Mit aller Kraft riss er sich von dem Anblick los, drehte sich um und rannte. Er vergaß den Abhang draußen, rutschte an der Felskante ab und fiel mehrere Meter tief, bevor er sich in der Luft fing und einigermaßen sanft am Fuß des Gebirges landete. Kaum, dass er auf festem Boden stand, gaben seine Knie nach und er sackte in sich zusammen, schürfte sich Hände, Ellbogen und Knie auf. Der Schmerz holte ihn zurück in die Gegenwart, raus aus diesem Raum, in dem Luzifers Licht noch immer bis nach draußen schien.

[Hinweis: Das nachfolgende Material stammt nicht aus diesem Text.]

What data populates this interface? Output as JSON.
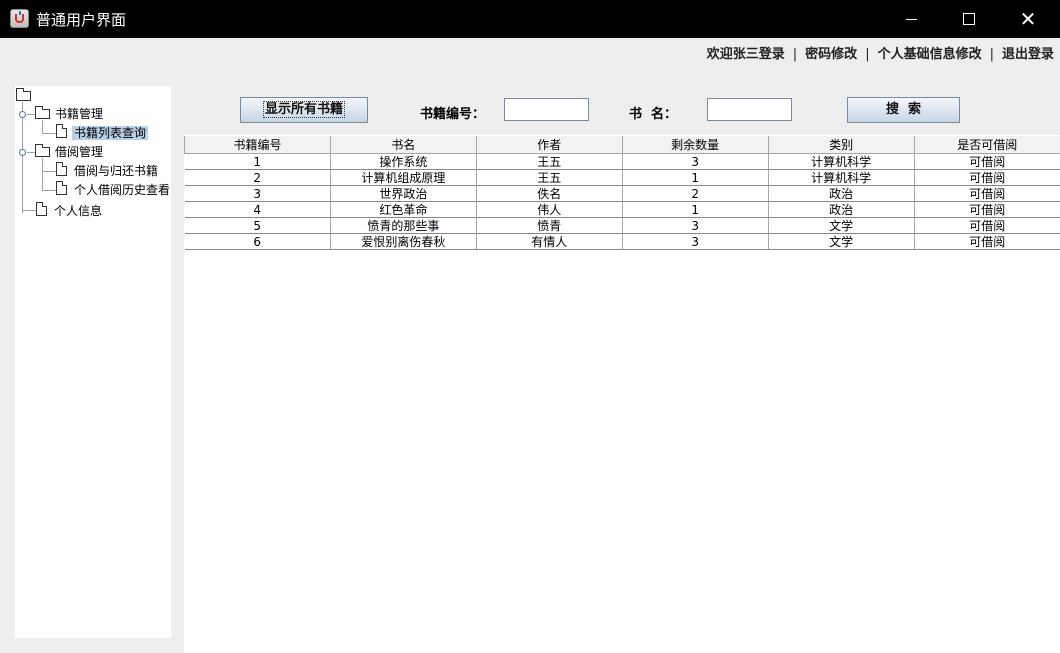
{
  "window": {
    "title": "普通用户界面",
    "controls": [
      "minimize",
      "maximize",
      "close"
    ]
  },
  "top_menu": {
    "welcome": "欢迎张三登录",
    "change_password": "密码修改",
    "edit_profile": "个人基础信息修改",
    "logout": "退出登录",
    "separator": "|"
  },
  "tree": {
    "book_mgmt": "书籍管理",
    "book_list_query": "书籍列表查询",
    "borrow_mgmt": "借阅管理",
    "borrow_return": "借阅与归还书籍",
    "borrow_history": "个人借阅历史查看",
    "personal_info": "个人信息"
  },
  "toolbar": {
    "show_all_label": "显示所有书籍",
    "book_id_label": "书籍编号：",
    "book_id_value": "",
    "book_name_label": "书  名：",
    "book_name_value": "",
    "search_label": "搜  索"
  },
  "table": {
    "columns": [
      "书籍编号",
      "书名",
      "作者",
      "剩余数量",
      "类别",
      "是否可借阅"
    ],
    "rows": [
      [
        "1",
        "操作系统",
        "王五",
        "3",
        "计算机科学",
        "可借阅"
      ],
      [
        "2",
        "计算机组成原理",
        "王五",
        "1",
        "计算机科学",
        "可借阅"
      ],
      [
        "3",
        "世界政治",
        "佚名",
        "2",
        "政治",
        "可借阅"
      ],
      [
        "4",
        "红色革命",
        "伟人",
        "1",
        "政治",
        "可借阅"
      ],
      [
        "5",
        "愤青的那些事",
        "愤青",
        "3",
        "文学",
        "可借阅"
      ],
      [
        "6",
        "爱恨别离伤春秋",
        "有情人",
        "3",
        "文学",
        "可借阅"
      ]
    ]
  }
}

›Wie kann ein Mensch Flügel haben?‹
Der Gedanke setzte sich fest, ehe Dorian es verhindern konnte. In seiner Verzweiflung holte er aus und schlug sich selbst mit der flachen Hand ins Gesicht, doch das förderte nur noch mehr Fragen zutage. Je mehr er sie zu verdrängen und vergessen versuchte, desto höher türmten sie sich auf und begruben ihn unter sich, bis er zusammengekrümmt auf dem kochend heißen Boden lag. ›Wie kann ein Mensch aussehen wie ich? Was hat Luzifer mit ihm gemacht, dass… Was macht er jetzt noch mit ihm?‹
Dorian schlug sich noch einmal, als ein furchtbarer Verdacht in seinen Verstand kroch, doch es half nicht. Ihm wurde nur schwindelig und kurz darauf übel. ›Und wer bin ich dann?‹
Allein der Gedanke fühlte sich wie Verrat an seinem Meister an. Dorian zwang sich, ruhig zu atmen.
›Luzifer lügt mich nicht an‹, dachte er, wischte sich die Tränen weg und suchte Trost in dieser Tatsache. ›Er sagt mir, was ich wissen muss. Er vertraut mir. Er liebt mich. Wenn das anders wäre, hätte er mich nicht nach meinem Fall gerettet.‹
Das waren die unerschütterlichen Wahrheiten dieser Welt. Seine Augen konnten lügen, und er sich das alles in seiner Panik eingebildet haben. Luzifer wusste, was er tat. Das alles hatte seine Gründe und einen Sinn, den Dorian nur nicht verstand.
Dorian schloss die Augen und sah schwarze Federn vor sich, seine Federn. Er war hier der Gefallene und der Mensch ein Mensch. Er würde hierbleiben und warten, bis Luzifer nach ihm verlangte. Was aus dem Menschen wurde, musste ihn nicht kümmern.